At one rehearsal, Harry had whimsically said--as Miss Marple herself might have--"My word, but who would want Colonel Protheroe dead?"

To which my mom, ever the prompter, had remarked, "Daddy, that line isn't even in the script."

"I know, Mary--I was just foolin' around," Grandpa said.

My mother, Mary Marshall--Mary Dean (for those unlucky fourteen years before she married Richard Abbott)--always called my grandpa Daddy. Harry was unfailingly addressed as Father by my lofty-sounding aunt Muriel, in the same black-tie-dinner tone of voice that Nana Victoria unstintingly hailed her husband as Harold--never Harry.

Nils Borkman directed Agatha Christie's "crowd-pleasers," as he mockingly referred to them, as if he were doomed to be watching Death on the Nile or Peril at End House on the night of his death--as if his indelible memory of Ten Little Indians might be the one he would take to his grave.

Agatha Christie was Borkman's curse, which the Norwegian bore less than stoically--he hated her, and he complained about her bitterly--but because he filled the house with Agatha Christie, and similarly shallow entertainments of the time, the morbid Norwegian was permitted to direct "something serious" as the fall play every year.

"Something serious to coincide with that time of year when the leafs are dying," Borkman said--the leafs word indicating that his command of English was usually clear but imperfect. (That was Nils in a nutshell--usually clear but imperfect.)

On that Friday casting call, when Richard Abbott would change many futures, Nils announced that this fall's "something serious" would again be his beloved Ibsen, and Nils had narrowed the choice of which Ibsen to a mere three.
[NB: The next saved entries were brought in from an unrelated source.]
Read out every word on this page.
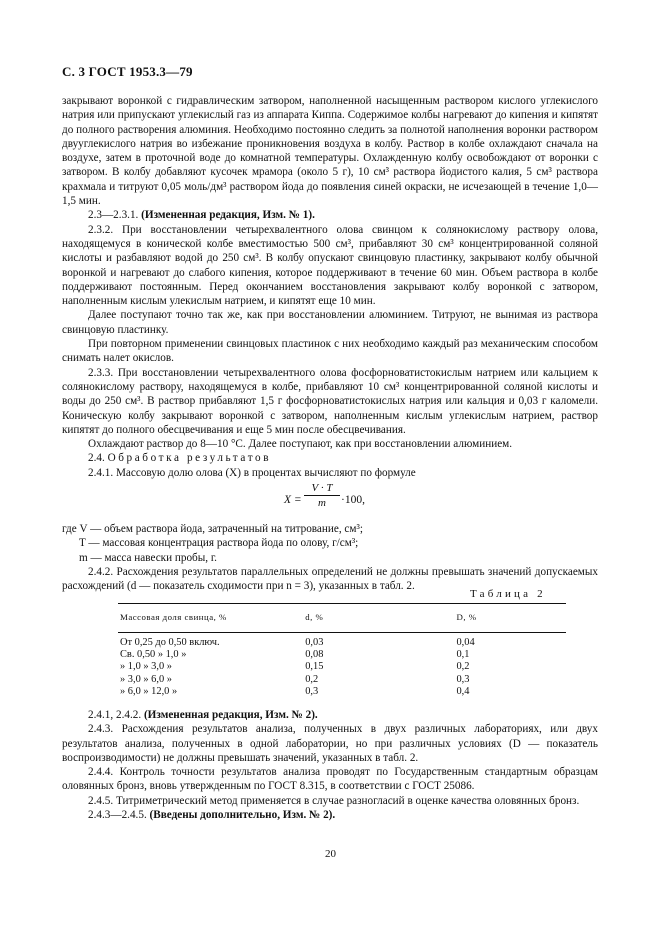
С. 3 ГОСТ 1953.3—79

закрывают воронкой с гидравлическим затвором, наполненной насыщенным раствором кислого углекислого натрия или припускают углекислый газ из аппарата Киппа. Содержимое колбы нагревают до кипения и кипятят до полного растворения алюминия. Необходимо постоянно следить за полнотой наполнения воронки раствором двууглекислого натрия во избежание проникновения воздуха в колбу. Раствор в колбе охлаждают сначала на воздухе, затем в проточной воде до комнатной температуры. Охлажденную колбу освобождают от воронки с затвором. В колбу добавляют кусочек мрамора (около 5 г), 10 см³ раствора йодистого калия, 5 см³ раствора крахмала и титруют 0,05 моль/дм³ раствором йода до появления синей окраски, не исчезающей в течение 1,0—1,5 мин.

2.3—2.3.1. (Измененная редакция, Изм. № 1).

2.3.2. При восстановлении четырехвалентного олова свинцом к солянокислому раствору олова, находящемуся в конической колбе вместимостью 500 см³, прибавляют 30 см³ концентрированной соляной кислоты и разбавляют водой до 250 см³. В колбу опускают свинцовую пластинку, закрывают колбу обычной воронкой и нагревают до слабого кипения, которое поддерживают в течение 60 мин. Объем раствора в колбе поддерживают постоянным. Перед окончанием восстановления закрывают колбу воронкой с затвором, наполненным кислым улекислым натрием, и кипятят еще 10 мин.

Далее поступают точно так же, как при восстановлении алюминием. Титруют, не вынимая из раствора свинцовую пластинку.

При повторном применении свинцовых пластинок с них необходимо каждый раз механическим способом снимать налет окислов.

2.3.3. При восстановлении четырехвалентного олова фосфорноватистокислым натрием или кальцием к солянокислому раствору, находящемуся в колбе, прибавляют 10 см³ концентрированной соляной кислоты и воды до 250 см³. В раствор прибавляют 1,5 г фосфорноватистокислых натрия или кальция и 0,03 г каломели. Коническую колбу закрывают воронкой с затвором, наполненным кислым углекислым натрием, раствор кипятят до полного обесцвечивания и еще 5 мин после обесцвечивания.

Охлаждают раствор до 8—10 °С. Далее поступают, как при восстановлении алюминием.

2.4. Обработка результатов

2.4.1. Массовую долю олова (X) в процентах вычисляют по формуле

$X = \frac{V \cdot T}{m} \cdot 100$,
где V — объем раствора йода, затраченный на титрование, см³;
T — массовая концентрация раствора йода по олову, г/см³;
m — масса навески пробы, г.

2.4.2. Расхождения результатов параллельных определений не должны превышать значений допускаемых расхождений (d — показатель сходимости при n = 3), указанных в табл. 2.

Таблица 2
Массовая доля свинца, %	d, %	D, %
От 0,25 до 0,50 включ.	0,03	0,04
Св. 0,50 » 1,0 »	0,08	0,1
» 1,0 » 3,0 »	0,15	0,2
» 3,0 » 6,0 »	0,2	0,3
» 6,0 » 12,0 »	0,3	0,4

2.4.1, 2.4.2. (Измененная редакция, Изм. № 2).

2.4.3. Расхождения результатов анализа, полученных в двух различных лабораториях, или двух результатов анализа, полученных в одной лаборатории, но при различных условиях (D — показатель воспроизводимости) не должны превышать значений, указанных в табл. 2.

2.4.4. Контроль точности результатов анализа проводят по Государственным стандартным образцам оловянных бронз, вновь утвержденным по ГОСТ 8.315, в соответствии с ГОСТ 25086.

2.4.5. Титриметрический метод применяется в случае разногласий в оценке качества оловянных бронз.

2.4.3—2.4.5. (Введены дополнительно, Изм. № 2).

20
"Which three?" the young and talented Richard Abbott asked.

"The problem three," Nils answered--he presumed, definitively.
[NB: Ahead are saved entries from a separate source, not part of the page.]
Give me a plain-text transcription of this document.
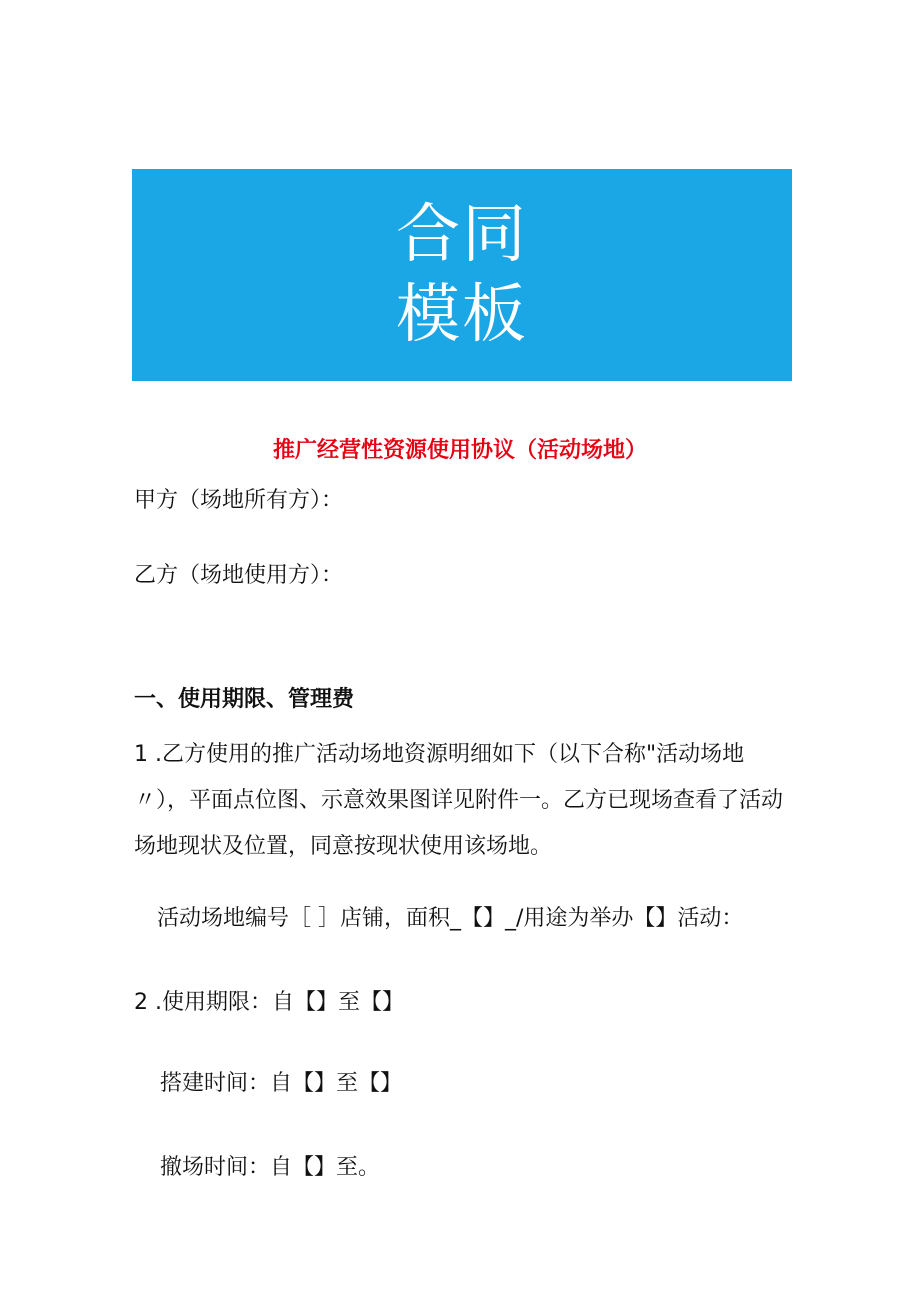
合同
模板
推广经营性资源使用协议（活动场地）
甲方（场地所有方）：
乙方（场地使用方）：
一、使用期限、管理费
1 .乙方使用的推广活动场地资源明细如下（以下合称"活动场地〃），平面点位图、示意效果图详见附件一。乙方已现场查看了活动场地现状及位置，同意按现状使用该场地。
活动场地编号［ ］店铺，面积_【】_/用途为举办【】活动：
2 .使用期限：自【】至【】
搭建时间：自【】至【】
撤场时间：自【】至。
"I take it you mean Hedda Gabler and A Doll's House," Richard rightly guessed. "And would the third be The Wild Duck?"

By Borkman's uncharacteristic speechlessness, we all saw that, indeed, The (dreaded) Wild Duck was the dour Norwegian's third choice.

"In that case," Richard Abbott ventured, after the telltale silence, "who among us can possibly play the doomed Hedvig--that poor child?" There were no fourteen-year-old girls at the Friday night casting call--no one at all suitable for the innocent, duck-loving (and daddy-loving) Hedvig.

"We've had ... difficulties with the Hedvig part before, Nils," Grandpa Harry ventured. Oh, my--had we ever! There'd been tragicomic fourteen-year-old girls who were such abysmal actors that when the time came for them to shoot themselves, the audience had cheered! There'd been fourteen-year-old girls who were so winningly naive and innocent that when they shot themselves, the audience was outraged!